Updated on February 2, 2018
The Big, Bad Wolf
This post is part of the Bootsnall 30 Days of Indie Travel Project Prompt #6: FEAR
Blame it on Red Riding Hood or the Grimm Brothers, but if I had to pick my most-feared wild animal, I would have to go with the wolf. And there I was, in the heart of Pennsylvania Dutch Country, touring a wolf sanctuary in the little-known town of Lititz. At first, I was reluctant to do a story on a pack of predators, if anything, I wanted to be as far away from them as possible. But my husband convinced me otherwise. He wanted to photograph wildlife, and he wanted me to face my fear. Flanked on either side by snowy banks, a winding road led up to the gates of the sanctuary. Once inside, we were met by one of the caregivers, who took us through the background of each and every wolf while my husband got busy with his camera.
Most of the accounts had a common thread, that of being held captive in inhuman conditions by people who thought they could domesticate wild animals. Although they resemble man’s best friend by way of looks, that’s where the similarity ends. Strong, aggressive and territorial, wolves will never play fetch with you in the park. If they fetch anything at all, it will be the remains of an elk or a deer.
As we walked around the wired enclosures, I listened to their habits, their strengths and their weaknesses. Very much in line with present-day societal norms, wolves are one of those rare species where the male and the female both care for the pups. They have something else in common with us, at least with those of us who eat meat. We hunt for the same piece of flesh, us with our skills and brains, them with their powerful jaws, swift feet and keen eyesight. Soon it was meal time at the sanctuary. With equal parts admiration and repulsion, I watched the pack tear through raw meat with gusto .
Just as I thought I was getting comfortable in the presence of the majestic beasts, they began howling for no apparent reason. No, wolves don’t howl at the moon, that is again, a myth. What started as a lone howl soon became a chorus and I was thankful for the wired fence in between us. You would think that the fence was meant to protect us from them, but what it really does is protect them from us. Killed for various reasons, the primary being protection of livestock, the gray wolf is an endangered species. Being invaluable to the ecosystem haven’t stopped them from being mercilessly shot, trapped and chained every day.

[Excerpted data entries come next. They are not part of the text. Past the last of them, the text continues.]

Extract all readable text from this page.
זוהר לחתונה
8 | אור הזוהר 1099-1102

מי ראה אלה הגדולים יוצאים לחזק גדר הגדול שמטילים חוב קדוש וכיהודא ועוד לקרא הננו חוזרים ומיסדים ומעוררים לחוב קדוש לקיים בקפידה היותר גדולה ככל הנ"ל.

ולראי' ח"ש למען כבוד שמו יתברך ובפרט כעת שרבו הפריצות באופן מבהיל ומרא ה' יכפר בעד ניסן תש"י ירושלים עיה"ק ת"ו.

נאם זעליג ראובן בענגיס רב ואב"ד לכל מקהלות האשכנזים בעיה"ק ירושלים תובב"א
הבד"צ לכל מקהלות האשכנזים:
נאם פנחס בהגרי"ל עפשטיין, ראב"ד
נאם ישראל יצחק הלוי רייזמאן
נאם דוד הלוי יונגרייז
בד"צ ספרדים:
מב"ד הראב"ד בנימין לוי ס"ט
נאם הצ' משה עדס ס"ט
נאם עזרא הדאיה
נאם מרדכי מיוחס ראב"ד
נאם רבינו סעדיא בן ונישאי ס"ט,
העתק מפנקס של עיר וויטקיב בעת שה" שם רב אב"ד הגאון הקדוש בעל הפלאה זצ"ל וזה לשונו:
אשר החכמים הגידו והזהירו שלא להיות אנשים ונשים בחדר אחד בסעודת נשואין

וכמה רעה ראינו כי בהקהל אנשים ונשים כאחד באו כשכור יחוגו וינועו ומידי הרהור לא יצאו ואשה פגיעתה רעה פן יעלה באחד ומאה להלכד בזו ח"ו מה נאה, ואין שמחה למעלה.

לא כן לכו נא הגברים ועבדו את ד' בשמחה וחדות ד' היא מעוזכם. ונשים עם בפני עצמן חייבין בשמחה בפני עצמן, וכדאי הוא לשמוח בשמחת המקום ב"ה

As the day progressed, I realized that my fear of the wolves were being replaced by a different kind of fear, that for their very existence, accompanied by an unsettling panic for the future of our planet. If we want a biologically diverse, stable ecosystem, we need to learn to share our living space with all creatures. Not hunt them, not try to turn them into four-legged buddies, just respect their privacy and let them thrive in their natural habitat.
From fear of wolves, I had come to fear for wolves.